The Alberto Fernández administration is drawing up a decree that will modify Argentina’s existing Covid-19 Vaccine Law and smooth the arrival of shots manufactured by US pharmaceutical firms Pfizer, Moderna and Johnson & Johnson.
Sources from the national government briefed several local news outlets on Thursday night about the Decree of Necessity and Urgency (DNU), saying that while no date for its publication had been confirmed, it would be published soon.
Its text will modify the Covid-19 vaccination law passed by Congress last year and could be issued over the weekend, perhaps as early as Friday, reported Noticias Argentinas.
According to reports, the president intends to alter contentious parts of the text that have led to stumbling points in negotiations with the US pharmaceutical firms. Previous reports by several outlets say that talks with Pfizer, in particular, stumbled over the word “negligence” and its potential interpretation.

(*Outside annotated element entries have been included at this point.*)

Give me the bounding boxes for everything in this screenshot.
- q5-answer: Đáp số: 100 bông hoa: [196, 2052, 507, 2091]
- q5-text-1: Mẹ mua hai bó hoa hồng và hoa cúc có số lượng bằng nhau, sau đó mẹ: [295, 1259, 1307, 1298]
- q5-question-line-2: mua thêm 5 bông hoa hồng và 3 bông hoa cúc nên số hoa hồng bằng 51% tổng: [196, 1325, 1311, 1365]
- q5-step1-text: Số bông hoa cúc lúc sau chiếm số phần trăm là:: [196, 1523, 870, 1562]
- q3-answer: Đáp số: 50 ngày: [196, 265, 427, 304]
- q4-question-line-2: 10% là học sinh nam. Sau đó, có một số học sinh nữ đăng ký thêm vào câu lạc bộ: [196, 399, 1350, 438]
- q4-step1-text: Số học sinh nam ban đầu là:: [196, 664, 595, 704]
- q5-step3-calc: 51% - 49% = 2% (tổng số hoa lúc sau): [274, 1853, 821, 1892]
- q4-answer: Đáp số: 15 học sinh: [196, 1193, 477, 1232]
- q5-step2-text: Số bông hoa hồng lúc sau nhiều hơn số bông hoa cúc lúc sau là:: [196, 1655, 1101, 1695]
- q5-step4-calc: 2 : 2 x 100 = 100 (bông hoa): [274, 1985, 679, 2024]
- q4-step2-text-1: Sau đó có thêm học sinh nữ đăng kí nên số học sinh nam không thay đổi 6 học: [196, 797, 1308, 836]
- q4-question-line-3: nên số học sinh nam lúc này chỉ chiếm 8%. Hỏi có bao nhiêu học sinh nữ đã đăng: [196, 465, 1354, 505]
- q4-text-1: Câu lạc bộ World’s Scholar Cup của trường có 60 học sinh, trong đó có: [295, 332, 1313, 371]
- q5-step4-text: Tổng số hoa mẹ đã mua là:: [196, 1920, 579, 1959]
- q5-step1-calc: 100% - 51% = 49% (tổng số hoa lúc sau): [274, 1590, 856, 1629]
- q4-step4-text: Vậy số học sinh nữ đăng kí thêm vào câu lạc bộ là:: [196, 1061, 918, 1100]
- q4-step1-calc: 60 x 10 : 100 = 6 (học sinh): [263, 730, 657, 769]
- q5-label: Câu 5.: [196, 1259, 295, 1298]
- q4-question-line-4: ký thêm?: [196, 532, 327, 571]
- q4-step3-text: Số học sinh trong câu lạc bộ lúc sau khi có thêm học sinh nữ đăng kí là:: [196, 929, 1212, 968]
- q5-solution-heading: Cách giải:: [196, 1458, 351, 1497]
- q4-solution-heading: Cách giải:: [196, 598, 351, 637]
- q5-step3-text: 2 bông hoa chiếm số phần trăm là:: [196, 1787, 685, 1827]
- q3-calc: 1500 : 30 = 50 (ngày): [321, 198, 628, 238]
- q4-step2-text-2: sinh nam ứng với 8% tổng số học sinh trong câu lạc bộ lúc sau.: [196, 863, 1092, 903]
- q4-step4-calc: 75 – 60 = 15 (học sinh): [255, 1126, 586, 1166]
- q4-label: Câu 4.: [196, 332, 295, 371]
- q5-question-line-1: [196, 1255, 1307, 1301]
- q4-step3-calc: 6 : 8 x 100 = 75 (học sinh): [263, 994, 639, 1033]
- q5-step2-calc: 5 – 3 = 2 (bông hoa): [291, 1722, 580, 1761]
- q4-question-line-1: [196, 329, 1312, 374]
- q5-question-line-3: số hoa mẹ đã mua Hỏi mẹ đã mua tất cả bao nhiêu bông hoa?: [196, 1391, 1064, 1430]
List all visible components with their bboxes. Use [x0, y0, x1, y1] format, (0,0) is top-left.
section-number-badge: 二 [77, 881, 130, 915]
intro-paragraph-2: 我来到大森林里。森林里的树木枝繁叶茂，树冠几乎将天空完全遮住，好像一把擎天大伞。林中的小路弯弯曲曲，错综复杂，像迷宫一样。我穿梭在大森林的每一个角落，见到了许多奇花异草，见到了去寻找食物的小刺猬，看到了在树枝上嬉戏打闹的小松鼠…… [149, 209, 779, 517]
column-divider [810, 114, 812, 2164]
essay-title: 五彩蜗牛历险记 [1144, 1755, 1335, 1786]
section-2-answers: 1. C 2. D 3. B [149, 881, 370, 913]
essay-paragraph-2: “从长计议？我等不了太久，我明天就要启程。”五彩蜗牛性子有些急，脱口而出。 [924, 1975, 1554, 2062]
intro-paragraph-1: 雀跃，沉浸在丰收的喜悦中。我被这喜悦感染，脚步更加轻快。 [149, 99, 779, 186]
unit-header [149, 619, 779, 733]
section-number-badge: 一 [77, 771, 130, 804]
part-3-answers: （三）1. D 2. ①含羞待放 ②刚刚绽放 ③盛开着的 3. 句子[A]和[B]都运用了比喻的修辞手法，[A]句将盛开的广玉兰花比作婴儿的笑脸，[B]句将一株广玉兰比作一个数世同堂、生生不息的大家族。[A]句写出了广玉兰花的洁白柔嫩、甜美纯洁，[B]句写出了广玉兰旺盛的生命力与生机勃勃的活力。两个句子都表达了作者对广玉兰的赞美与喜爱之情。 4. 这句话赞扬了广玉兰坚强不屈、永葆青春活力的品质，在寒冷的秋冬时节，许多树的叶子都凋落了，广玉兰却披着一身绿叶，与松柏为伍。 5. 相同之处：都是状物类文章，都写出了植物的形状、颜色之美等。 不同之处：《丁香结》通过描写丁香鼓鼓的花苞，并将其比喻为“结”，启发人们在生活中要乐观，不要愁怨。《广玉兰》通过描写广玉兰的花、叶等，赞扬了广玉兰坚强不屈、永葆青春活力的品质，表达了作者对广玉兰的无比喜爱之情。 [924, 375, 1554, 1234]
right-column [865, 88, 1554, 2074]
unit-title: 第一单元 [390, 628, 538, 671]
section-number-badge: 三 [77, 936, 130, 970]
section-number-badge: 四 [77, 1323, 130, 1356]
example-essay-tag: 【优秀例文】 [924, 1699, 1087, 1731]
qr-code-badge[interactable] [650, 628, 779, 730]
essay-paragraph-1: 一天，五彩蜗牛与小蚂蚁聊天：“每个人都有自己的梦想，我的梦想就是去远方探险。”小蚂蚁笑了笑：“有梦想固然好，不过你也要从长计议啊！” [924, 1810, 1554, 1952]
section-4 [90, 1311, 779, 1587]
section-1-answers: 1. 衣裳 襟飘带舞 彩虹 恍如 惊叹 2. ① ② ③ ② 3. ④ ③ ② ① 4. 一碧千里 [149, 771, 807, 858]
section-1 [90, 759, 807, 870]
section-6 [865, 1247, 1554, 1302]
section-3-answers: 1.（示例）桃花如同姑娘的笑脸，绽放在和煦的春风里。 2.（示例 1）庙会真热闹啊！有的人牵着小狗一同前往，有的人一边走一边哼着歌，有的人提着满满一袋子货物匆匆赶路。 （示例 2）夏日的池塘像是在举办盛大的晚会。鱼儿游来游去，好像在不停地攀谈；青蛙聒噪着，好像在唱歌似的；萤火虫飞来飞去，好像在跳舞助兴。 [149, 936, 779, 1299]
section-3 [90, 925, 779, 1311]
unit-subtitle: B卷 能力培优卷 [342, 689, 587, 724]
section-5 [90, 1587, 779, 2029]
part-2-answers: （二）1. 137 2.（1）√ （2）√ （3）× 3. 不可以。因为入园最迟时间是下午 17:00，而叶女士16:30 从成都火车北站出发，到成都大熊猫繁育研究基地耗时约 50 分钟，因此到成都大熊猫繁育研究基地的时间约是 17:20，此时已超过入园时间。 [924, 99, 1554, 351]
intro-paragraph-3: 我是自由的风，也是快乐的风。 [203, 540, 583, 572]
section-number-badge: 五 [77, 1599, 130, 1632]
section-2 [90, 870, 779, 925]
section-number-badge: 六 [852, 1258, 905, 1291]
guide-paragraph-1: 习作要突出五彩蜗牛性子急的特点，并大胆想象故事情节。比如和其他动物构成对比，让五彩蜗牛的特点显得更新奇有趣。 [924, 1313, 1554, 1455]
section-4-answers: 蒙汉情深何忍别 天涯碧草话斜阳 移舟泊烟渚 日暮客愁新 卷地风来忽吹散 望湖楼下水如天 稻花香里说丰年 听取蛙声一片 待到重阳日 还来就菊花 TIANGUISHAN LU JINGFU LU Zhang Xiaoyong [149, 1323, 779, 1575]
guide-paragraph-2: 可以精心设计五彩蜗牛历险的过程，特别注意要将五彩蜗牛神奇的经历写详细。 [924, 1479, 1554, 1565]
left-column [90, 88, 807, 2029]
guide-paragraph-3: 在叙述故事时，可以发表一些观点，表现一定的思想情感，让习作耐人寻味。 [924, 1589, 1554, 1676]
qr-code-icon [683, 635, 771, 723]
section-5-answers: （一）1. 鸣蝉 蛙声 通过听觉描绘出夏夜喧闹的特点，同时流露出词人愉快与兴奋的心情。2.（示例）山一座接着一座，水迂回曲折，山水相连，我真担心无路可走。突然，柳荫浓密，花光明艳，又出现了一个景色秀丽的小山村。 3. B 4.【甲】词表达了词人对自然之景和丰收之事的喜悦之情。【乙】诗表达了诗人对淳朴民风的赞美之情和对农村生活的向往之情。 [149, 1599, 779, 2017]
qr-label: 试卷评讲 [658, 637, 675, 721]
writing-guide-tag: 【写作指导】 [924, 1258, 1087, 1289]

It remains unclear why the government has adopted this path now. The news emerged late Thursday, hours after the ruling coalition’s bloc in the lower house Chamber of Deputies refused to discuss an opposition bill to modify the same law.
Reasons for the move remain unclear.
Initial reports Thursday said that the Casa Rosada is seeking to find a way to vaccinate children under the age of 18 who have health conditions. Pfizer’s shot is the only one of its kind currently approved for those aged 12 to 18 in Argentina, unlike Sputnik V, Sinopharm and AstraZeneca and last week, at-risk youngsters demonstrated outside Congress to demand access to shots.
Other reports suggested that the government’s primary motive is unblock the arrival of vaccines that the United States government has committed to donating to international programmes, such as the World Health Organsiation’s Covax scheme.
Meetings over the decree began last Tuesday at the Casa Rosada and involved Legal & Technical Secretary Vilmar Ibarra, Advisor to the President Cecilia Nicoli and Health Minister Carla Vizzotti. The idea had been under discussion “for weeks,” one source told Perfil.